Tijuana is one of those places that very few people have been to, everybody’s heard of and pretty much no one wants to go to. I took a trip to the sleazy Mexican border town par-excellence mainly out of curiosity. Could it really be that bad? Would the streets be thronged with college kids getting drunk on cheap margaritas and high on discount prescription meds? What about all the drug violence that the State Department has been warning us about – the daylight shootouts by rival gangs, the kidnappings? Well, it turns out that Tijuana is suffering mainly from a serious image problem. It’s not exactly picturesque, but it’s hardly any more dangerous than your average U.S. city. And despite being pushed up against the U.S. border, there’s a homegrown culture that’s distinctly Mexican. I wrote about the experience for the Sydney Morning Herald.

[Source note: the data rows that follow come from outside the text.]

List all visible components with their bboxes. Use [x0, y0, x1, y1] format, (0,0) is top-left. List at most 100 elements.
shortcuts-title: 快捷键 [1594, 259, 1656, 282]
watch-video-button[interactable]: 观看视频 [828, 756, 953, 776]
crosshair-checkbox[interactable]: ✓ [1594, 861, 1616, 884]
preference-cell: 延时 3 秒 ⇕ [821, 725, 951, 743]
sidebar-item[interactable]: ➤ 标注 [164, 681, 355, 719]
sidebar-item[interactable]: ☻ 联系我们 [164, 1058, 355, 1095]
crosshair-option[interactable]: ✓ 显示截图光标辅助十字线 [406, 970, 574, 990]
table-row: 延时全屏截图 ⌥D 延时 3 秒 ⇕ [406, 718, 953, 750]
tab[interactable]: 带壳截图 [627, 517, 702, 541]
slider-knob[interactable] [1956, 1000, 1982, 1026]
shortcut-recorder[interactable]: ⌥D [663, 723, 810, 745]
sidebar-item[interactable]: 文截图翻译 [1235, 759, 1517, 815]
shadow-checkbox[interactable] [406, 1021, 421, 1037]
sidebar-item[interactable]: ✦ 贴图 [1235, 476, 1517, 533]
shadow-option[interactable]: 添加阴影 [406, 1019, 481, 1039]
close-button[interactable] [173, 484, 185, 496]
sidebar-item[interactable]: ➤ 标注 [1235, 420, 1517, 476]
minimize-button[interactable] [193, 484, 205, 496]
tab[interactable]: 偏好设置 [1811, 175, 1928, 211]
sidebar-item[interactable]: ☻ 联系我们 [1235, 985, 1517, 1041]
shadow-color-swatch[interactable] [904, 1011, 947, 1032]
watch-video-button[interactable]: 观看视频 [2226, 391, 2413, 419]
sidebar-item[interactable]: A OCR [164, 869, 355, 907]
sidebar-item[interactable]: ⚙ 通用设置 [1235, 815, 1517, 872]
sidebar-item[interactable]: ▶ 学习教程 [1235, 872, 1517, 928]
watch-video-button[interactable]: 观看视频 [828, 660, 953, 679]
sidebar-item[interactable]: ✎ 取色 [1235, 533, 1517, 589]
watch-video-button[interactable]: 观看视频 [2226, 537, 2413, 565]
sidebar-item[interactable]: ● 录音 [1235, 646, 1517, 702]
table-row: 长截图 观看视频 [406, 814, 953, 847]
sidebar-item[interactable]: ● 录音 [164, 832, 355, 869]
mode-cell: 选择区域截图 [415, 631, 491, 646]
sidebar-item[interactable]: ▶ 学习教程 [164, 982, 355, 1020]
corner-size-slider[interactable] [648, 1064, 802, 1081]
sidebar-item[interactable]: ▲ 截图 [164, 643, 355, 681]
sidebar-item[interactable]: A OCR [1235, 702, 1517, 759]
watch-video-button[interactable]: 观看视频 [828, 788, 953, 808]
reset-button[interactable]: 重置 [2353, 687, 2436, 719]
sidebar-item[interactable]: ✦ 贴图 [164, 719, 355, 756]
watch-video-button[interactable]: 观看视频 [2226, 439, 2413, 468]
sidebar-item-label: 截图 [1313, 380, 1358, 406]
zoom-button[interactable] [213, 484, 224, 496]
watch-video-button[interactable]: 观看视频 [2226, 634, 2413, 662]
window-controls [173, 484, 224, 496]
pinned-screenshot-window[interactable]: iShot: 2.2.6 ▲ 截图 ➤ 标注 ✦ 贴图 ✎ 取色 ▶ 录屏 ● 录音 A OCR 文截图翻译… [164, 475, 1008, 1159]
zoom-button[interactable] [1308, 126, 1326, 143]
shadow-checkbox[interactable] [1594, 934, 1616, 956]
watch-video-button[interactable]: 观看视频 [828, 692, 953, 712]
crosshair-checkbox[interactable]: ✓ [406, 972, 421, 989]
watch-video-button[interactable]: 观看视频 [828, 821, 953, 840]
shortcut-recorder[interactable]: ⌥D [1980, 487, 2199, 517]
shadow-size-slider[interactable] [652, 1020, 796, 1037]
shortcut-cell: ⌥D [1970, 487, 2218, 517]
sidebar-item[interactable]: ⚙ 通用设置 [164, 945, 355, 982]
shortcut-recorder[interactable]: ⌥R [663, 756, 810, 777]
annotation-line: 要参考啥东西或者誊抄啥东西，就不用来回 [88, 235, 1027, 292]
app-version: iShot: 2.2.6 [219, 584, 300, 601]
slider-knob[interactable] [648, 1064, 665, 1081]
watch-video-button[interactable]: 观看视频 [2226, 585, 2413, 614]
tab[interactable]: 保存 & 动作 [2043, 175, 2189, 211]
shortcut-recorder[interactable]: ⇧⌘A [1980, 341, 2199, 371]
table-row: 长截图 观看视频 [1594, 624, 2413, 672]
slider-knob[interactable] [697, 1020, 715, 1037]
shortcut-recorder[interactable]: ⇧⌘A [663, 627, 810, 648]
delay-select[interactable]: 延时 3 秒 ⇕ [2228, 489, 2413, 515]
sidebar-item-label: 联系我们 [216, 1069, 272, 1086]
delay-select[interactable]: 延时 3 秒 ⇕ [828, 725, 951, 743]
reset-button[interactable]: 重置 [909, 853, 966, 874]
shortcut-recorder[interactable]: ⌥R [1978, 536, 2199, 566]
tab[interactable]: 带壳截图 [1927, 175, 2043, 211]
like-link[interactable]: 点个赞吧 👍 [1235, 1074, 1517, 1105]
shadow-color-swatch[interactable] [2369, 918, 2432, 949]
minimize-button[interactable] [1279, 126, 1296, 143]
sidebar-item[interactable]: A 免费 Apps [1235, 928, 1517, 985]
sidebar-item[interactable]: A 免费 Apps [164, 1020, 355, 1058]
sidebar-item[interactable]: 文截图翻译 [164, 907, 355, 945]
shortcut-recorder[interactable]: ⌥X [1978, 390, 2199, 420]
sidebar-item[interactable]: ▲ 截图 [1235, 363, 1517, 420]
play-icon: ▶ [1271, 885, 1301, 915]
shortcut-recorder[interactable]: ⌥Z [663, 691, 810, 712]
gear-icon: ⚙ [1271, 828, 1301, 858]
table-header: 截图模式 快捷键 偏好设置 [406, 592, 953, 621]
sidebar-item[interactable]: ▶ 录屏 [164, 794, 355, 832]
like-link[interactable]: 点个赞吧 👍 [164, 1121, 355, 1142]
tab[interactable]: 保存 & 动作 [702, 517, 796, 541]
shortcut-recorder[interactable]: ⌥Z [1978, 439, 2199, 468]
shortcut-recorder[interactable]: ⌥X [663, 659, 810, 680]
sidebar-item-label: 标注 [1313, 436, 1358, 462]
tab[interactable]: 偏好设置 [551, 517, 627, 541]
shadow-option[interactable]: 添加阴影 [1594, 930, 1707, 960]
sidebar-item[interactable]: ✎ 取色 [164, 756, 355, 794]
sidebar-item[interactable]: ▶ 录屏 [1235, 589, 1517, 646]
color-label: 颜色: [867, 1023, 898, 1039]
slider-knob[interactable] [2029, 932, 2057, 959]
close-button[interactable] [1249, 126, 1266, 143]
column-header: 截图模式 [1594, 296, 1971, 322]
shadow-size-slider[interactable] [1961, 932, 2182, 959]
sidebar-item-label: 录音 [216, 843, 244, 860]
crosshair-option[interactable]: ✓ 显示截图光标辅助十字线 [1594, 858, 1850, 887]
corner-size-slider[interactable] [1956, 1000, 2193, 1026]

Good, the bad and the edgy
A lookout on the Tijuana coastline. Photo: David Peevers/Lonely Planet
Boutique wineries by day, tequila blowouts by night. Remy Scalza finds anything-goes Tijuana has shrugged off its battle scars and made changes.
THE special tonight in La Querencia, a minimalist bistro near the banks of the Rio Tijuana, is wild quail served in bitter-sweet chocolate sauce. Around me in the dining room couples cluster at brushed stainless-steel tables, chatting in Spanish above a trance-music soundtrack and moving steadily through bottles of wine from the nearby Guadalupe Valley. The energy in the room and the optimism are a distant cry from the mood during the worst of la violencia – the drug-fuelled mayhem that had middle-class Tijuanense fleeing north of the border just two years ago.
Since those dark days, Tijuana, Mexico, which lies just across the US border from San Diego, has done an abrupt – if largely unnoticed – about-face. A new, hard-nosed chief of police has worked to rein in the drug cartels and residents have turned their energies inward, cultivating a sophisticated bar and restaurant scene and reinvigorating the arts and culture circuit. Tijuana, for all its challenges, is in the midst of a mini-renaissance.